With social stability restored, authorities unveiled several measures to inject energy into the Hong Kong economy, which included expediting the implementation of the GBA Cross-boundary Wealth Management Connect Scheme and the joint development of the Shenzhen/Hong Kong Innovation and Technology Co-operation Zone.

Hong Kong’s economic performance has been robust this year, with a distinct rebound of 7.8% year-on-year in the first half. Exports of goods were particularly strong. Domestic demand gained steam. Private consumption expenditure resumed year-on-year growth.

Labor market conditions improved notably, with the unemployment rate falling rapidly from a 17- year high at the start of the year. At the same time, sentiment in the property market remained positive, with flat prices staying firm amid quite active trading.

Hong Kong’s financial market has remained stable, and the Linked Exchange Rate System and various segments of the financial market have been functioning properly.

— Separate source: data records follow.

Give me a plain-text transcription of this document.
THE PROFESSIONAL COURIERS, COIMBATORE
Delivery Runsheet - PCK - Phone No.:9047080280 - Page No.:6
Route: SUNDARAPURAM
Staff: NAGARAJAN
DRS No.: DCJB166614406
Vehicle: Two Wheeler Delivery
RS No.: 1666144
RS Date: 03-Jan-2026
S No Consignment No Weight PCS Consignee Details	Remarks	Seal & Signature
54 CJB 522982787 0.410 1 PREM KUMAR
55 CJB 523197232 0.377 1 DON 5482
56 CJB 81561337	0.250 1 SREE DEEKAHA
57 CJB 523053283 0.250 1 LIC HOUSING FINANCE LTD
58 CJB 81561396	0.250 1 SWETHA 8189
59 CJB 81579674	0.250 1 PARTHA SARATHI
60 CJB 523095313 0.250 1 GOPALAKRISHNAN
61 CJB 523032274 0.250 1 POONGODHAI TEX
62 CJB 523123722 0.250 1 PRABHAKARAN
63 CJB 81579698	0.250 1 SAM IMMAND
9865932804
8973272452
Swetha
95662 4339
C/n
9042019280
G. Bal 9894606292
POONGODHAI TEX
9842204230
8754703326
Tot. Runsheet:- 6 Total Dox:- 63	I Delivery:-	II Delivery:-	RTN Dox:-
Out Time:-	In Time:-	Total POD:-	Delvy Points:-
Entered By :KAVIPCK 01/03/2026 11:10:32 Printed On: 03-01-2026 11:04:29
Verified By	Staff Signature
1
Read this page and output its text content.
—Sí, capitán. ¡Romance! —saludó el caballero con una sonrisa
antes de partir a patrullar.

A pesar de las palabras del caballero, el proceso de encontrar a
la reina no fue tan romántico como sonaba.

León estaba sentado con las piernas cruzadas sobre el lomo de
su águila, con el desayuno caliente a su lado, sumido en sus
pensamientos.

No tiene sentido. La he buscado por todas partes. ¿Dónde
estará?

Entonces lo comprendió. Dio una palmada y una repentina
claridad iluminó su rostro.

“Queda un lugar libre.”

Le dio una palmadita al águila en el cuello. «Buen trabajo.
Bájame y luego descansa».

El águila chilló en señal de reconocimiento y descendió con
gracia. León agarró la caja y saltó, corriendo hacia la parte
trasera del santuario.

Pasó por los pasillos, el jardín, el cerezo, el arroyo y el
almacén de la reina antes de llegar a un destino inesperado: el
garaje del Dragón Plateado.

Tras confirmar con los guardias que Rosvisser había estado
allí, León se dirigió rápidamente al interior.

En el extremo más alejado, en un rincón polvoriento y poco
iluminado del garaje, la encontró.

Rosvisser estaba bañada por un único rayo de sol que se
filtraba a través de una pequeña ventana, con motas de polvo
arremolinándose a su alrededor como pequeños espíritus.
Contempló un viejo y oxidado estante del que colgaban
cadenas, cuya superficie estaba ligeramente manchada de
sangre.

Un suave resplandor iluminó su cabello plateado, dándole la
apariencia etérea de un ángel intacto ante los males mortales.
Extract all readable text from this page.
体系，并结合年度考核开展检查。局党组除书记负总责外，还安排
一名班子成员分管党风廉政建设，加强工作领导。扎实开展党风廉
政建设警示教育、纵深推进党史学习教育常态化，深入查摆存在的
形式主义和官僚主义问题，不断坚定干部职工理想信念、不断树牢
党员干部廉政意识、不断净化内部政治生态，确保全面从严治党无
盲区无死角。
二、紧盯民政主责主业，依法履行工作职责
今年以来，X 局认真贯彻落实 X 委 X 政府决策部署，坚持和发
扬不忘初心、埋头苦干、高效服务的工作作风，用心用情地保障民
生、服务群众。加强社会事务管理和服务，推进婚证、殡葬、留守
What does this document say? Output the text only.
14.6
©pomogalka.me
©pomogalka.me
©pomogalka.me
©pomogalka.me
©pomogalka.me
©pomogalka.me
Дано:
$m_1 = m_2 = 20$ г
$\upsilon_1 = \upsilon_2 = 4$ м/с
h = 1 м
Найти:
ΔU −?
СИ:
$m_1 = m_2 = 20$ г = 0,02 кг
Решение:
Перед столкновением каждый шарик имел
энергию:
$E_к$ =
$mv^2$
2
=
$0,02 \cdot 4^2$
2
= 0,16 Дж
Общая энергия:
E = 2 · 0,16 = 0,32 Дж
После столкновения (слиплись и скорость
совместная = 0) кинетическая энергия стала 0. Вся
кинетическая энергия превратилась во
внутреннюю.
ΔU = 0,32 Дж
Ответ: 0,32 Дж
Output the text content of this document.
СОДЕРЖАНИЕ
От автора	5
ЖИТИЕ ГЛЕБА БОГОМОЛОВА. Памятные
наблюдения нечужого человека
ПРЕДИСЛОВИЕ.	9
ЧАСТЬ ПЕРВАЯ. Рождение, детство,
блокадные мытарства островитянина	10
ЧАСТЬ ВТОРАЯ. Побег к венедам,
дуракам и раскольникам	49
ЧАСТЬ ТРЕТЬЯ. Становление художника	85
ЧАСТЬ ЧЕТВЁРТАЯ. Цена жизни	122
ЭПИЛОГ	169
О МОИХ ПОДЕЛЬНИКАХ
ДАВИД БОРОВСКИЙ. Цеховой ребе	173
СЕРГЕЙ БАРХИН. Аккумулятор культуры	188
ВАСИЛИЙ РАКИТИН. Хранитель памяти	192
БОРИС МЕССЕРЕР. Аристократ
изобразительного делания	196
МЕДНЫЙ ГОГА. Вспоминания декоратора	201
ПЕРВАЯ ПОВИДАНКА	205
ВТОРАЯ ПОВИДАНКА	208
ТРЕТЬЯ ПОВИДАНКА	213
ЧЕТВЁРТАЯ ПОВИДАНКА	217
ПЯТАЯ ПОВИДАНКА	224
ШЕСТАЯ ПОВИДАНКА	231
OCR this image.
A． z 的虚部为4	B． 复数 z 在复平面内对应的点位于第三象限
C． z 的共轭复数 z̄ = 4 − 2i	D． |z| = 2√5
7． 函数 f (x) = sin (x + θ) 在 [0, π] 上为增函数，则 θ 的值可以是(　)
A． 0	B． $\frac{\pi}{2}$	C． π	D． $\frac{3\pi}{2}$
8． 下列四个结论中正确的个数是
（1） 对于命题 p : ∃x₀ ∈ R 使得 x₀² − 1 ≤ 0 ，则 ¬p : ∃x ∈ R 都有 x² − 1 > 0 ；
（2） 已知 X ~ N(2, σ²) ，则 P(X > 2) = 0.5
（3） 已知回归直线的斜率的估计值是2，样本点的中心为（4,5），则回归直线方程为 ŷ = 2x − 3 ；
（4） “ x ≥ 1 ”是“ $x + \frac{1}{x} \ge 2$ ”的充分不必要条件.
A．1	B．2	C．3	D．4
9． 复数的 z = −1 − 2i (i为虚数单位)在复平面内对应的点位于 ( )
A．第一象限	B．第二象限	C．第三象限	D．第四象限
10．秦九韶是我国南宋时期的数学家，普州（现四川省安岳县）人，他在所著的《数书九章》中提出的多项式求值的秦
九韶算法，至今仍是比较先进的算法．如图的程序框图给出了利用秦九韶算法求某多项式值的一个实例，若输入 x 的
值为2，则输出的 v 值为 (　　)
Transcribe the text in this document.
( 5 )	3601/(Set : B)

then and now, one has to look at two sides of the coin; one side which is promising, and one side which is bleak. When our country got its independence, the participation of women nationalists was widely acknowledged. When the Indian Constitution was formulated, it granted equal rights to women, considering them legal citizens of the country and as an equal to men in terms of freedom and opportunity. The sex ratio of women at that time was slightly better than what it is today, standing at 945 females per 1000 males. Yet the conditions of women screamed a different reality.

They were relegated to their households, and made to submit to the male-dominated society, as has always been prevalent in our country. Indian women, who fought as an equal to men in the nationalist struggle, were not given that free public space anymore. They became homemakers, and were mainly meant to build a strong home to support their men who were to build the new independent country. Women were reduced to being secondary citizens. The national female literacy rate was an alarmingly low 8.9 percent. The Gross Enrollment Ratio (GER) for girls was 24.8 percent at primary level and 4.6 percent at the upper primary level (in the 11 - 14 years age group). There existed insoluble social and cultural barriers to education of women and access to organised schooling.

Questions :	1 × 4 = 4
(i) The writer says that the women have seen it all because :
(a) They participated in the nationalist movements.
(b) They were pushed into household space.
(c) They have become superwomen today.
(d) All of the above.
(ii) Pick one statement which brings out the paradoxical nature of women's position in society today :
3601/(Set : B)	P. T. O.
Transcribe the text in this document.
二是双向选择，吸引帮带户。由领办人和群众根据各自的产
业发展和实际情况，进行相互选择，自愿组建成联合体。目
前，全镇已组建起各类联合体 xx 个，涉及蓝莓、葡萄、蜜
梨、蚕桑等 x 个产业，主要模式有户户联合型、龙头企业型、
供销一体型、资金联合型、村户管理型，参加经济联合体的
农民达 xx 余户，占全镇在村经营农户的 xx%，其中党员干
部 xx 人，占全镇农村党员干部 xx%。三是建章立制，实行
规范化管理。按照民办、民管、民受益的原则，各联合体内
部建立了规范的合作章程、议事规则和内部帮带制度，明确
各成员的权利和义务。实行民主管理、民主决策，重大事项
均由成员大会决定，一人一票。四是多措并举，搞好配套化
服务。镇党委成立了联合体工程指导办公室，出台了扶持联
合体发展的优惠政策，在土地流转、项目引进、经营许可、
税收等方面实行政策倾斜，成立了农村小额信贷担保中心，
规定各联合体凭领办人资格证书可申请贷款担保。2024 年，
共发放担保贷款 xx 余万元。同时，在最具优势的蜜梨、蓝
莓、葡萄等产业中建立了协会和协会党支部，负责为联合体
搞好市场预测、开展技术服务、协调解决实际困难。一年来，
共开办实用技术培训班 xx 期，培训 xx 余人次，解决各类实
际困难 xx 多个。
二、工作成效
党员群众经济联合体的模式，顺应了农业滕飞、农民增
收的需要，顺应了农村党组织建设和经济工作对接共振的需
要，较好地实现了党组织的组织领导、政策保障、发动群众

The Hong Kong dollar exchange rate against the US dollar has remained on the strong side of the Convertibility Undertaking, reflecting the market’s demand for and confidence in the Hong Kong dollar. Between last July, when the NSL was implemented, and last October, there were net capital inflows into the Hong Kong dollar market amounting to more than HK$300 billion.

As of June this year, total deposits in the Hong Kong banking system amounted to over HK$15 trillion, up by almost 8% over last June (i.e. before the NSL took effect). Hong Kong’s foreign exchange reserves also increased by 10.5% to HK$3.8 trillion, equivalent to 1.8 times the Hong Kong dollar monetary base.

Meanwhile, the banking system has remained robust, with the capital adequacy ratio and major banks’ average liquidity coverage ratio at 19.8% and 154.0% respectively in the second quarter of 2021, both well above the international regulatory standards. Although the economy was hit by the pandemic, the classified loan ratio remained relatively low at around 0.9%.

The bond market also continued to thrive. In 2020, the amount of bond issuance arranged by Hong Kong reached US$196 billion, ranking first in Asia in terms of the amount of international bond issuance arranged.